道理を用いたことわざには「無理が通れば道理引っ込む」があります。 道理にかなわない不正が通用するようになれば、道理にかなった正しいことが行われなくなることを意味します。転じて、いくら道理を主張しても聞き入れられない場合は、引っ込んでいるほうが安全だということも表します。

道理の対義語

道理の対義語・反対語としては、物事の筋道が立たず道理に合わないことを意味する「無理」、道理や理屈に合っていないことを意味する「不合理」、道理をつくさないことや道理に合わないことを意味する「理不尽」などがあります。

道理の類語

道理の類語・類義語としては、物事の筋道や道理を意味する「条理」、物事の道理や考えや話などの筋道を意味する「理路」、物事がそうなっているわけを意味する「筋道」、思考などの展開の順序を意味する「道筋」などがあります。

道理の理の字を使った別の言葉としては、道理によって物事を判断する心の働きを意味する「理性」、物事の道理や法則を明らかにすることを意味する「窮理」、道理にそむくことや論理に反していることを意味する「背理」などがあります。

道義の例文

1.道義的責任とは法律上の責任ではなく、たとえ裁判で無罪になったとしても道義的責任が残ることがある。
2.法律上の責任と道義上の責任、どちらも大切であり果たすべきものだ。
3.現代社会では、礼儀作法の乱れや道義心の低下、人権の軽視などが問題視されている。
4.いじめや差別は道義上の問題であるが、これらを防止するためには法による抑止力も必要になっている。
5.不倫は社会的にも道義的に許されない行為であるが、昨今の芸能人不倫バッシングはやりすぎだろう。

この言葉がよく使われる場面としては、人のふみ行うべき正しい道を表現したい時などが挙げられます。

例文2や例文4にある「道義上」とは、道義的に見て、道徳的見地から、の意味で使われています。例文3にある「道義心」とは、道義を守ろうとする心や意思のことです。例文5にある「道義的に」とは、倫理や道徳の観点から判断される様子を表しています。

道理の例文

1.努力もせずに神頼みとは、道理に合わないことで神様も困るだろう。
2.道理にかなうことであれば、みんなを説得できるかもしれない。
3.道理に反することが世の中でまかり通れば、正しいことが行われなくなる。
4.「道理で」とは使い慣れた言葉であり、「昇進したんだね、どうりで機嫌が良いわけだ」と平仮名で書かれることが一般的だ。
5.「道理的責任を問う」と書いてあるが、「道義的責任」の間違いだろう。

この言葉がよく使われる場面としては、物事がそうあるべきすじみち、人の行うべき正しい道を表現したい時などが挙げられます。
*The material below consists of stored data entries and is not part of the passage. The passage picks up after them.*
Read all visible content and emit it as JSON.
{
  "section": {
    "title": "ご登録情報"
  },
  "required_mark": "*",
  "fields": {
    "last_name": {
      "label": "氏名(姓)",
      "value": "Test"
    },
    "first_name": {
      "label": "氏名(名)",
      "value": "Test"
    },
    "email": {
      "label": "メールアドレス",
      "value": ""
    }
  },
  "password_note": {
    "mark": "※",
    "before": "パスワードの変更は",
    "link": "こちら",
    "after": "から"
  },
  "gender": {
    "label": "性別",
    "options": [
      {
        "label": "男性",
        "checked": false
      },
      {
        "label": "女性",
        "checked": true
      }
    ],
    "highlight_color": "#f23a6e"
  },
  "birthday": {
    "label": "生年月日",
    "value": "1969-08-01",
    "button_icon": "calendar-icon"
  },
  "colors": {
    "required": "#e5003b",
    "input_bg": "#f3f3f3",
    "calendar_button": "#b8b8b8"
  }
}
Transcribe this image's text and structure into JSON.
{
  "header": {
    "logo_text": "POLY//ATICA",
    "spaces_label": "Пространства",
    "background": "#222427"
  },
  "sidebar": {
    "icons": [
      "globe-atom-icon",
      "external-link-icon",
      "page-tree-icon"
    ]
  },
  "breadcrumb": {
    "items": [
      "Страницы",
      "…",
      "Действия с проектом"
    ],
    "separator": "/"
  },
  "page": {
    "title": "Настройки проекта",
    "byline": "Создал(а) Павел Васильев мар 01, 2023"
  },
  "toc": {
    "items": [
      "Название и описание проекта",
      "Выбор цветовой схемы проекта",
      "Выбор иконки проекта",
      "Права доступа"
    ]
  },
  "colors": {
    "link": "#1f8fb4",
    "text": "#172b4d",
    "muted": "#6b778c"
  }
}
例文1にある「道理に合わない」とは、筋が通らないことや矛盾していることを意味します。例文2にある「道理にかなう」の「かなう」は漢字で「適う」と書き、人の行いや物事の道筋が正しく、論理的であることを意味する表現です。例文5にあるように「道理的責任」という表現はありません。

道義と道理という言葉は、どちらも人の行うべき正しい道を意味する言葉です。さらに道理には、物事の正しいすじみち、正論であることの意味も持っていることを覚えておきましょう。